He found a way forward with echolocation, the same ability employed by dolphins, making clicks to hear sound reflections off obstacles. Dr Davies' AUDEO works much the same way.
The device exploits the reflective Doppler effect, emitting a continuous ultrasound signal that bounces off objects when the user moves.
Each solid object has a different auditory sound based on the speed of the user and direction of travel towards that object.
This allows them not only to identify a low-hanging branch ahead on a trail, but also distinguish it from other surrounding objects.
Dr Davies said echolocation was not taught because society did not accept people making strange sounds.
"But my device enables echolocation at a frequency that no one else can hear."
Ultrasonic technology has been developed as an aid for the blind before, but not to the point Dr Davies has brought it to.
"The current systems that are out there are based on a sonar signal that is sent out, and once it comes back to the user it is processed in such a way that the engineer decides what the user should hear," she told the Weekend Herald.
"That is counter-intuitive for most people, and it tends to take 50 to 60 hours of training."
Her device was designed as a pick-up-and-use application and aimed to complement, but not replace, aids such and canes or guide dogs.
She said users hear nothing when standing still - but then would hear obstacles as they began to move, with a Doppler effect created between them and the reflected obstacle.
"So if you are walking in a room, it really sounds like each object in the room is making a different sound."
The project has been boosted by AdviceFirst with a $5000 grant.
Blind Week runs from Tuesday to Monday week.
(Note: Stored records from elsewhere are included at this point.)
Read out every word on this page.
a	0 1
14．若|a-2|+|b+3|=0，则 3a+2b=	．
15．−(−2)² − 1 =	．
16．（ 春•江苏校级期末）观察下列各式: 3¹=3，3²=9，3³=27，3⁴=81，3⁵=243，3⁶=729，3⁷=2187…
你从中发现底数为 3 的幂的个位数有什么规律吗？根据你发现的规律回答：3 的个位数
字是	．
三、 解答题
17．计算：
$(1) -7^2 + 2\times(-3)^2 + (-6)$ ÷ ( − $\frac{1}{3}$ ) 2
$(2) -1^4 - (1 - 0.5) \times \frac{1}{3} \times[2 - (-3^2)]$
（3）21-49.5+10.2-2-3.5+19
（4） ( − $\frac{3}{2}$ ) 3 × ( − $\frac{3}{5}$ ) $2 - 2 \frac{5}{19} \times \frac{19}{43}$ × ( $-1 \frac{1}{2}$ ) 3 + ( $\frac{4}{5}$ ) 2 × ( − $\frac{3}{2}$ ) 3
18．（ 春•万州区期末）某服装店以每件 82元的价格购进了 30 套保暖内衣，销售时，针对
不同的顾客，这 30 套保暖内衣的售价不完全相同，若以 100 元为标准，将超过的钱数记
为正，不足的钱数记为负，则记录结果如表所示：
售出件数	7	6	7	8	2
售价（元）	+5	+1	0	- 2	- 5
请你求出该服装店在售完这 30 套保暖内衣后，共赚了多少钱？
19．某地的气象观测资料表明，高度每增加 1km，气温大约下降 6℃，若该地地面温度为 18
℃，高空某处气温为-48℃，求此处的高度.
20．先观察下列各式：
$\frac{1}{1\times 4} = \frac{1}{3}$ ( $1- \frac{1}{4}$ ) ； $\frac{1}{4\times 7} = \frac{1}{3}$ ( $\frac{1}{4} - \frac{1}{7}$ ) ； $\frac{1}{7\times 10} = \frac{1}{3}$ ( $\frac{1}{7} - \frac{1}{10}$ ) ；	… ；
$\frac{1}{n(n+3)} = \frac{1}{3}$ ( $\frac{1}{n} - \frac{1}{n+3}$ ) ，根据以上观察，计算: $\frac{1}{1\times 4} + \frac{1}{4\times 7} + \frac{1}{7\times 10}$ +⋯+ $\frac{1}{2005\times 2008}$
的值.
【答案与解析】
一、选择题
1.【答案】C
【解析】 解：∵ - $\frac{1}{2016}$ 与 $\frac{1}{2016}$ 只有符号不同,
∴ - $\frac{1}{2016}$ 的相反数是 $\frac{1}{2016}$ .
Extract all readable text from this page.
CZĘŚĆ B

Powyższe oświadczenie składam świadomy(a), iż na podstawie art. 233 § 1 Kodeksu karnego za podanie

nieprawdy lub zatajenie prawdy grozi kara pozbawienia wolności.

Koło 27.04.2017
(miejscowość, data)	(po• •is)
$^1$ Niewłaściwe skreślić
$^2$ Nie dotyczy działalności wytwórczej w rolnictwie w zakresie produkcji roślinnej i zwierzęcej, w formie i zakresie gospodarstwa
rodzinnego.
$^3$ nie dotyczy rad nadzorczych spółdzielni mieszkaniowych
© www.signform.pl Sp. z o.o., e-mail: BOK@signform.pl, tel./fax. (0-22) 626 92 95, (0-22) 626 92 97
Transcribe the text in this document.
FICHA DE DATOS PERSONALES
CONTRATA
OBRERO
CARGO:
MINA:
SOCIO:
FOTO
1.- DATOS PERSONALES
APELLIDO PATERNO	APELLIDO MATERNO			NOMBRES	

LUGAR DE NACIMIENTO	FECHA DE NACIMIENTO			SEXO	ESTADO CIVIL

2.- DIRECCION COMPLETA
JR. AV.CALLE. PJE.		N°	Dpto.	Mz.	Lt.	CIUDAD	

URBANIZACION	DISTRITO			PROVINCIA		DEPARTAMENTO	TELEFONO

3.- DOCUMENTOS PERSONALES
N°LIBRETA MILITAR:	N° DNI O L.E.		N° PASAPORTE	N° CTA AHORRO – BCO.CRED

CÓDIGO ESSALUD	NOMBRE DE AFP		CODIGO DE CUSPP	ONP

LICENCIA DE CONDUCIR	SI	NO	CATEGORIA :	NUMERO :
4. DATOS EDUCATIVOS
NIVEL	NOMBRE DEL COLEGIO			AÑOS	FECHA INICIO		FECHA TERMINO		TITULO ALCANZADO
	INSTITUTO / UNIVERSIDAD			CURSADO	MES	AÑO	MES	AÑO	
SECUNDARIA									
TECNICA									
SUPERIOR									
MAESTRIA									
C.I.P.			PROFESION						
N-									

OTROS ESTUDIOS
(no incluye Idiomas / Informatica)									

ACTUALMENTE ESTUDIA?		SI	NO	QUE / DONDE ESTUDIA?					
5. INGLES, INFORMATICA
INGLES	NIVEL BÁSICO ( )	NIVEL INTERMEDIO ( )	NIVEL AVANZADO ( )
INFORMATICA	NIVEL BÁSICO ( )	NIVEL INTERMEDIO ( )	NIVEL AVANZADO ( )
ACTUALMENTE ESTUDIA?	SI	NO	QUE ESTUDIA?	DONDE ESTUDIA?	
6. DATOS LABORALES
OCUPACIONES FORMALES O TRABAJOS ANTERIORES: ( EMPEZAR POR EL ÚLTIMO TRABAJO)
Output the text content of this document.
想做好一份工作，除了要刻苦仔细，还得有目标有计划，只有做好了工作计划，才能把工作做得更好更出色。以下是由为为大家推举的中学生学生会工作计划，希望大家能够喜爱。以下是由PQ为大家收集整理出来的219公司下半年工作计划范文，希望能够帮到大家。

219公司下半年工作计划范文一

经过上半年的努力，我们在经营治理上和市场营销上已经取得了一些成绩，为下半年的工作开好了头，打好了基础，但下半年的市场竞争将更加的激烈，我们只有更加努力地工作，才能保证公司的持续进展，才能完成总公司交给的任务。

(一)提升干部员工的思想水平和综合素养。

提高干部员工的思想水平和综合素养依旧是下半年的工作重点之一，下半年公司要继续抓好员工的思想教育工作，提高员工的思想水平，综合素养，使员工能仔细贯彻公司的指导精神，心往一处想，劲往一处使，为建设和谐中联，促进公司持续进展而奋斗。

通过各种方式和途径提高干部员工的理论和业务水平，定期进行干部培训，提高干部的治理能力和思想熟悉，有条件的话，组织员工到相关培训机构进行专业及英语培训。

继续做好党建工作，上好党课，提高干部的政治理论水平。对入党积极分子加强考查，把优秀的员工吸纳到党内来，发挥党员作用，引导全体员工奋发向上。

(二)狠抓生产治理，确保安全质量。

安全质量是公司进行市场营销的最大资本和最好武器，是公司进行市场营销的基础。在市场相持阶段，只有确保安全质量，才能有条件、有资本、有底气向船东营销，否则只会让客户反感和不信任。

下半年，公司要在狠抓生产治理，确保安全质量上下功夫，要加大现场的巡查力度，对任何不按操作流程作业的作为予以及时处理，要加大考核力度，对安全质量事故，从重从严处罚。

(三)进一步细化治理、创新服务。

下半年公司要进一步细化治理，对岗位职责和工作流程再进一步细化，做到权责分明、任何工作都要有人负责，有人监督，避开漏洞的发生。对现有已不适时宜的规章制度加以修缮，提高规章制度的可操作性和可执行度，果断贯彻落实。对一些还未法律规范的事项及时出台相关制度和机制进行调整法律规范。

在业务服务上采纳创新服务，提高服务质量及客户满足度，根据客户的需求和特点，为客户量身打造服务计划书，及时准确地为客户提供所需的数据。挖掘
To learn more and find out how to support the Royal New Zealand Foundation of the Blind, visit www.blindweek.org.nz
Removing obstacles one whoosh at a time
For Chris Orr, the ultrasonic "whooshing" sound he suddenly heard while walking through the Auckland Domain yesterday indicated more than a low-hanging branch he otherwise wouldn't have seen.
The Manurewa man - blind most of his life - is excited about the Kiwi-developed ultrasound aid for the visually impaired after taking it for a test run.
A manager at the Royal New Zealand Foundation of the Blind, Mr Orr considers himself a competent and independent traveller who would ordinarily use a guide dog to sense any hazards above waist height.
While he has dabbled with ultrasound technology before, using the AUDEO device was a new experience altogether.
"What the device was doing was giving me information in my ears through sound," he said.
"I could actually hear there were things around me I otherwise wouldn't have known were there."
He knew there were bushes either side of him, but it was a branch, which he sensed from about a metre away, that otherwise might have caught him out.
"All of a sudden there was a totally different noise - and that was the trick. It was pronounced that there was a new thing there ... something I had to be aware of."
Mr Orr said the technology hadn't yet been looked at by the foundation's experts, but he was keen to see it progress.
"Anything that can add to the independence of a blind person needs investigating, no matter what it is."